Big, big hugs to all the mamas here!! Reading what you all struggle with makes me humble. And, it makes me feel like I shouldn`t even be complaining.

As I have said, my son has no DX. I don`t know if he will get one, but last time we had someone here to look at our homeschooling (in Norway people from the county/state/whatever comes home to any homeschooling family a few times a year to see what the kid is doing, that every law is being followed etc.) they both (2 ladies in their 60`s, with lots of experience working with kids) reacted to something LoveBug did. He got really scared and confused because they suggested something to him that he wasn`t prepared for. So he locked himself in the bathroom for 30 minutes, crying. I was SOOO happy someone actually saw that, AND reacted. So now we have someone who will "testify" that this is not something we parents are making up.
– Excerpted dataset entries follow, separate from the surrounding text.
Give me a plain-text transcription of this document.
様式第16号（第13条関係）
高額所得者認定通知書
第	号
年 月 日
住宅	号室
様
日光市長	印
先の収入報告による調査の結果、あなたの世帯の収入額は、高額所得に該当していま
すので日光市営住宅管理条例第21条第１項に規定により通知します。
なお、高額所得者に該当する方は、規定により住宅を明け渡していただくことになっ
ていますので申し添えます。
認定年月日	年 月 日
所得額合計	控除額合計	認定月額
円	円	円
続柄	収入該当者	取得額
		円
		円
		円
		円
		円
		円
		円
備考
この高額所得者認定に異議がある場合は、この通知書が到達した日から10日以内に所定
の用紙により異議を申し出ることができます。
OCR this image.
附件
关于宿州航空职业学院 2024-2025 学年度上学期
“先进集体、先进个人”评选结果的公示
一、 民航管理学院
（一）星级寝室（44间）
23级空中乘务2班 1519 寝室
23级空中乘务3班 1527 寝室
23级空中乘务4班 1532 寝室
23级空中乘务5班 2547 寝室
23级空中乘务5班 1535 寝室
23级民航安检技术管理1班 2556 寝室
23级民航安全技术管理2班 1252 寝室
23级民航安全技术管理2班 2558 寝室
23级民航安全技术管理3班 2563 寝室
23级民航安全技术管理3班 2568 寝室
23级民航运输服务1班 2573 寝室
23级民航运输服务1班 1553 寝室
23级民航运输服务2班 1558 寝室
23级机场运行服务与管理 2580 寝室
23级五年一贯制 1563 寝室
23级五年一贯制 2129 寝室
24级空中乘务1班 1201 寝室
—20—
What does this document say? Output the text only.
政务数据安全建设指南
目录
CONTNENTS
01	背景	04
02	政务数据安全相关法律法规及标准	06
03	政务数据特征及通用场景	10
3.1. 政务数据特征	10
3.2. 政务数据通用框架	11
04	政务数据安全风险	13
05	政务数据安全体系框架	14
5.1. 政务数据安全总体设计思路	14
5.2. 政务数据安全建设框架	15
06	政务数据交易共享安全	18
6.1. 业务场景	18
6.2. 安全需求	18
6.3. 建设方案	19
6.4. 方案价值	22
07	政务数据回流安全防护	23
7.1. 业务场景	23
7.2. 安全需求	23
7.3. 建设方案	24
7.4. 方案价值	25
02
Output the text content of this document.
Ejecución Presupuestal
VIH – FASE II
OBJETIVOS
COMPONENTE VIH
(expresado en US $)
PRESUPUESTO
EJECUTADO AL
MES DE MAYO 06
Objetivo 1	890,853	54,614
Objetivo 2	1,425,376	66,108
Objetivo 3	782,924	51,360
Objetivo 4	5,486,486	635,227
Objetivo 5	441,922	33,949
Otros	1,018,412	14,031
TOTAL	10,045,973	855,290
Sorry, not relevant in this thread. But one of the things that makes me really angry/sad/frustrated is that whenever people minimize what he (and we as parents) are going through, they always use the fact that he has no dx as a way of saying that he isn`t really troubled, or that we are overreacting or something similar. And it really, really hurts. It hurts him, too. He knows that the evaluation didn`t show anything that could be diagnosed, and it makes him feel that they think he lies. And he sooo isn`t. And we aren`t. Seeing him at 6, hyperventilating and asking to die just isn`t normal. And when people try to tell me that "their kid can be scared/different/crying/angry, too" just isn`t helping. It feels offensive.

Sorry so long. This thread triggers something in me. Right now he is doing very well. (For him, that is.) But in the fall he will begin part-time school again, and I KNOW that he will be worse again. And we will struggle to get heard, seen and believed again.

Yep, we've gotten this, too. The one that irritates me the most is "oh she'll grow out of it/she'll catch up!" I have to emphasize that she has SIGNIFICANT brain damage- half of her brain was killed completely by her stroke. You don't just "grow out of" that.

She's also seriously visually impaired and it makes me crazy when people say "why don't you get her glasses" as if I'm some kind of moron. Then I have to sit and explain how she has no issue with the structures of her eyes (which is what glasses deal with) it's a PROCESSING problem because she HAS NO OCCIPITAL LOBE! AHHH!! She did wear glasses briefly when she was a baby to help correct a strabismus, but they do nothing for her now.

I know most people are just trying to be helpful or encouraging, but they don't realize I have to deal with the same questions over and over every day. It gets irritating after awhile.

This reminds me of my friend who got flack for using the "handicapped" stall in the bathroom, so she pulled up her shirt to show her ileostomy bag. She is an adult though, of course she wouldn't have done something like that with a child.